# Carrara subway e bike



## plumber (7 Apr 2021)

Have bought a new subway e bike , a bit annoying Halfords claim the mileage is around 40 I have ridden on eco mode only and at a average speed of 16/18 mph, cannot get over 28 miles , have fully charged battery so that the green light is showing switch off and back on it will go back to red and charge for about another 20 mins before it shows green again, any ideas please.


----------



## fossyant (7 Apr 2021)

That's normal for any ebike - you never get the full mileage - you might on a warm day, not in the cold.

Battery protection circuits will go green when charged, then accept a trickle after if you switch off and on. I wouldn't advise doing that, as the protection circuit senses it's charged, so leave it there, and not keep trying to top up more.

Batteries don't like the cold.


----------



## ebikeerwidnes (7 Apr 2021)

Errr
hang on
if you are riding at 16/18 mph then the motor should have cut out for a lot of your ride - or at least only helping a bit

so 28 miles is VERY low

BUT
I'm not sure exactly what you are saying - and EXACT is important here

When you charged it - how long did it take from start to fully charged??

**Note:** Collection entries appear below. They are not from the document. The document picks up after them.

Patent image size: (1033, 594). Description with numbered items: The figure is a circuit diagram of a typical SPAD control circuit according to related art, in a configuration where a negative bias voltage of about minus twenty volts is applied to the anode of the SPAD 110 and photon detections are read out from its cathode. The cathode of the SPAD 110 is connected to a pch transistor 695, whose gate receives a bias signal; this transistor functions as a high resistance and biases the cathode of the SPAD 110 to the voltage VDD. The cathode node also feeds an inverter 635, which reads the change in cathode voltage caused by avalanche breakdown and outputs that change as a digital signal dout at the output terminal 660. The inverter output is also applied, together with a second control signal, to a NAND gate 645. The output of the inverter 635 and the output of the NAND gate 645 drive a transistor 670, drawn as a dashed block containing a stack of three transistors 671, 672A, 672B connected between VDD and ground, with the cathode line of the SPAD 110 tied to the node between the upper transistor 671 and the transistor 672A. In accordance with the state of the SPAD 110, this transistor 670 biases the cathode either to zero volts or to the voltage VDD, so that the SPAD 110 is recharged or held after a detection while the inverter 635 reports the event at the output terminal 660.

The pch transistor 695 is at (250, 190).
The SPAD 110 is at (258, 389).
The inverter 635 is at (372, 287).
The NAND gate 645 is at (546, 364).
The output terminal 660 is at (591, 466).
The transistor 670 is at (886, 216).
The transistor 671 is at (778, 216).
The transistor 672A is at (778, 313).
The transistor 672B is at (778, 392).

what did the charge display show after the 28 miles??

was the bike assist cutting out at the ed of the ride - or riding with normal assists - or NO assist

If it was on charge for x hours (where x is 1-4) then OK
when it is unplugged and then restarted it will take a while to work out what is going on and what colour the light should be.

I suggest that you assume the charge is FULL

then go for another ride - do the 28 miles - or something like that - ending with a loop close to home - maybe a few loops so if it cuts out you are close to home

then charge it and see how long it takes to get to full charge

then post the mileage and charge state here -

let us know what the result are and hopefully someone can comment on whether or not the battery needs to be returned

it is s known problem with ebike that some of the batteries sit on shelves for ages with no usage and no charge - and this can mess them up
although as the demand has been massive recently it seems unlikely at the moment

but let us know!


----------



## Drago (7 Apr 2021)

Halfords claim "_Max range up to 40 miles". _They do not claim it is something you'll realistically achieve every single ride, so I see no reason to be annoyed. In warm weather, on flat terrain with light rider and intellogemt use of the modes it is doable.

As an owner of the same model myself I can confirm that 28 is not an unrealistic mileage - I can do more than 28, but I can drain it in as little as 22.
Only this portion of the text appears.